Kelima, dalam kaitan dengan kewenangan dalam pengajuan perubahan UUD, DPD RI sudah dikunci duluan dengan jumlah Anggota yang tidak boleh lebih dari 1/3 jumlah Anggota DPR RI, sementara syarat pengajuan perubahan UUD harus minimal 1/3 +1 anggota MPR RI.
Lima poin di atas yang menyebabkan sistem bicameral kita lumpuh dan tidak berfungsi. Itu membuat partai dan penguasa partai lewat DPR menguasai secara mutlak proses legislasi di parlemen.
Sementara itu, jika ada implementasi yang dijalankan oleh eksekutif merugikan rakyat, rakyat cenderung menyalahkan eksekutif dari bawah hingga Presiden. Dominasi partai di parlemen lewat DPR harus dihentikan dengan memberikan penguatan pada DPD.
Namun bagaimana itu dilakukan jika penguatan itu harus dilakukan lewat UU yang mekanisme pngusulan dan pembahasannya sudah dikunci oleh DPR sendiri?
Penguatan DPD ini hanya bisa dilakukan lewat parlemen jalanan, lewat ekstra konstitusional. Ini juga sah jika secara sistem hal ini sudah dikunci, jika rakyat menuntut penguatan DPD dari jalan juga dengan strategi viral, memanfaatkan sosial media. Ini jauh lebih strategis daripada menjarah rumah para penjahat berbaju parlemen itu.
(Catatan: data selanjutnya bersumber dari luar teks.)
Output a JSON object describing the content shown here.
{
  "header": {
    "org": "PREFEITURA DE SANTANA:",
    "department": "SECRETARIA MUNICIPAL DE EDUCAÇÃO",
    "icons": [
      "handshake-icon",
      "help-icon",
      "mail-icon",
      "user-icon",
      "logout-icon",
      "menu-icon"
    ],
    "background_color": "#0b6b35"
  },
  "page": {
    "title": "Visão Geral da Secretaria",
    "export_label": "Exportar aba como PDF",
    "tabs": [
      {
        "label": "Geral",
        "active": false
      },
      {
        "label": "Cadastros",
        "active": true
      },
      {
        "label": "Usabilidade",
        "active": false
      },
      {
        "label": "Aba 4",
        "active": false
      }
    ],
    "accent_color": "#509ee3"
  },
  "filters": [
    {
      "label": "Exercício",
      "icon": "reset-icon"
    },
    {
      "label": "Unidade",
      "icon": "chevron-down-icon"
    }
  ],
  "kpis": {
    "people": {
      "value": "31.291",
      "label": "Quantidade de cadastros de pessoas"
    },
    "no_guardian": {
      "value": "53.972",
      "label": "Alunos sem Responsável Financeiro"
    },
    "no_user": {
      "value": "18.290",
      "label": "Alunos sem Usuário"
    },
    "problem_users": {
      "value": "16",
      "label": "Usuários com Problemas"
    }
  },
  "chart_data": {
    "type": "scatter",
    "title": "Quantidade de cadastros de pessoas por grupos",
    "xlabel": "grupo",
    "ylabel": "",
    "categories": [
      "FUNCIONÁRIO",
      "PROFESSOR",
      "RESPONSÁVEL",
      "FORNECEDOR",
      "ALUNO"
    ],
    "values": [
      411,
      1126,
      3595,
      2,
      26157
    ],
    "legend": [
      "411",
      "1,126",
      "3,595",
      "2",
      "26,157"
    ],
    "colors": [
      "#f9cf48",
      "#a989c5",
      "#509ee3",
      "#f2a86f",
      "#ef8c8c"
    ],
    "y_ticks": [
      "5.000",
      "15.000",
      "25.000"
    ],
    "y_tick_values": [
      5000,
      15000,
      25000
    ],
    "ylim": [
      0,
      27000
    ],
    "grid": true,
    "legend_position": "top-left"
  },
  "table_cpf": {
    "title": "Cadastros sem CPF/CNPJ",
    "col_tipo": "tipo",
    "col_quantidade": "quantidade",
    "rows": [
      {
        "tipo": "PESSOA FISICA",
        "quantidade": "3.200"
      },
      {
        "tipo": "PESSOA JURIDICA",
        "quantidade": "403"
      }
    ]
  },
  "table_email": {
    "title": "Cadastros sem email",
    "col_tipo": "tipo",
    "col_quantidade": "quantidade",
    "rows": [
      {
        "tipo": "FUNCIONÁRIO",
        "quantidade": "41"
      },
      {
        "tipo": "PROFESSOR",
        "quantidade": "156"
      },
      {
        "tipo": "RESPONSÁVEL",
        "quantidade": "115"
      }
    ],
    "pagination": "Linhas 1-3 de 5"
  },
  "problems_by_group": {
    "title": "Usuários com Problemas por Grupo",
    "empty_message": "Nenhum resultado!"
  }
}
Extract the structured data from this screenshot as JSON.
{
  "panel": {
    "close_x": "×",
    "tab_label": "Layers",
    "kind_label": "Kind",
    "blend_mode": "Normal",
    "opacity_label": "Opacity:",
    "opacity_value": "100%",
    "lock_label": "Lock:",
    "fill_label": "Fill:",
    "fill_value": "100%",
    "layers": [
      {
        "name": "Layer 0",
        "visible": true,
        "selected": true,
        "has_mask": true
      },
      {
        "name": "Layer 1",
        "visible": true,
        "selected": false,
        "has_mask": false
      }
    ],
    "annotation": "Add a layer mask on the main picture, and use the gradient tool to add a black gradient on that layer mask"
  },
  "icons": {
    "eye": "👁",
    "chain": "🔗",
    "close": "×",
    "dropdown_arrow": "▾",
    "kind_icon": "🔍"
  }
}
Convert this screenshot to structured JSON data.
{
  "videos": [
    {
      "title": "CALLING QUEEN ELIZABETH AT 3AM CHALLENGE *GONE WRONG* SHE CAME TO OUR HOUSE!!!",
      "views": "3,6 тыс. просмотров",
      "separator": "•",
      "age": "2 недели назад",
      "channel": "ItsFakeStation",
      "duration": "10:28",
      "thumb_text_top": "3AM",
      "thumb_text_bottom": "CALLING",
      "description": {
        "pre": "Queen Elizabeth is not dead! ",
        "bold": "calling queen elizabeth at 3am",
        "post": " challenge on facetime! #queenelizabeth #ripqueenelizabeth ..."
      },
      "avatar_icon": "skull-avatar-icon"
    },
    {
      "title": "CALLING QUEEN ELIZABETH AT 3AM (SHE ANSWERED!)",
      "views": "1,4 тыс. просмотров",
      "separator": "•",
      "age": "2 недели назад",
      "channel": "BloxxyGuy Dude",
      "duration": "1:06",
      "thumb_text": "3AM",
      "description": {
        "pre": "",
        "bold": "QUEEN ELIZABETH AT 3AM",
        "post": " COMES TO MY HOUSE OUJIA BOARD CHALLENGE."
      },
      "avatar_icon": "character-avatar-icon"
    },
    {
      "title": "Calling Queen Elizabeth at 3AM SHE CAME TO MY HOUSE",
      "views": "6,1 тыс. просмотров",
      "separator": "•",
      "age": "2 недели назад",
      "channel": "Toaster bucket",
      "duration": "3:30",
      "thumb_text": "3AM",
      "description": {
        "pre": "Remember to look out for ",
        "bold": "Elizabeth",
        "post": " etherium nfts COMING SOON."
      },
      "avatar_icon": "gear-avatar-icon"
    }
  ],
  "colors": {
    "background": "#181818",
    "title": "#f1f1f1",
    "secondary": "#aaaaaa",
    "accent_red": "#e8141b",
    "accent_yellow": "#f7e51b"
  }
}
Oleh karena itu, sambil menanti ujung dari gebrakan Pak Purbaya serta impaknya pada kesejahteraan rakyat, penulis ingin mengusulkan kepada para aktivis untuk juga melihat hulu dari seluruh implementasi berbagai program tersebut, yang jelas tidak bisa disentuh oleh Menkeu.
Jelas membutuhkan strategi khusus agar implementasi sistem bicameral kita berjalan optimal sehingga selain legislatif efisien menjalankan fungsi check and balance terhadap eksekutif yang sering didominasi oleh kepentingan oligarki ekonomi, DPD pun menjalankan fungsi penyeimbang dalam proses legislasi di parlemen sehingga tidak didominasi oleh oligarki politik dari elite-elit partai.
Jika tidak dilakukan, sampai kapan pun rakyat tetap akan menjadi pelengkap penderita dari praktek kenegaraan kita.
* Penulis adalah Sekjend Archipelago Solidarity, Diaspora Flobamora.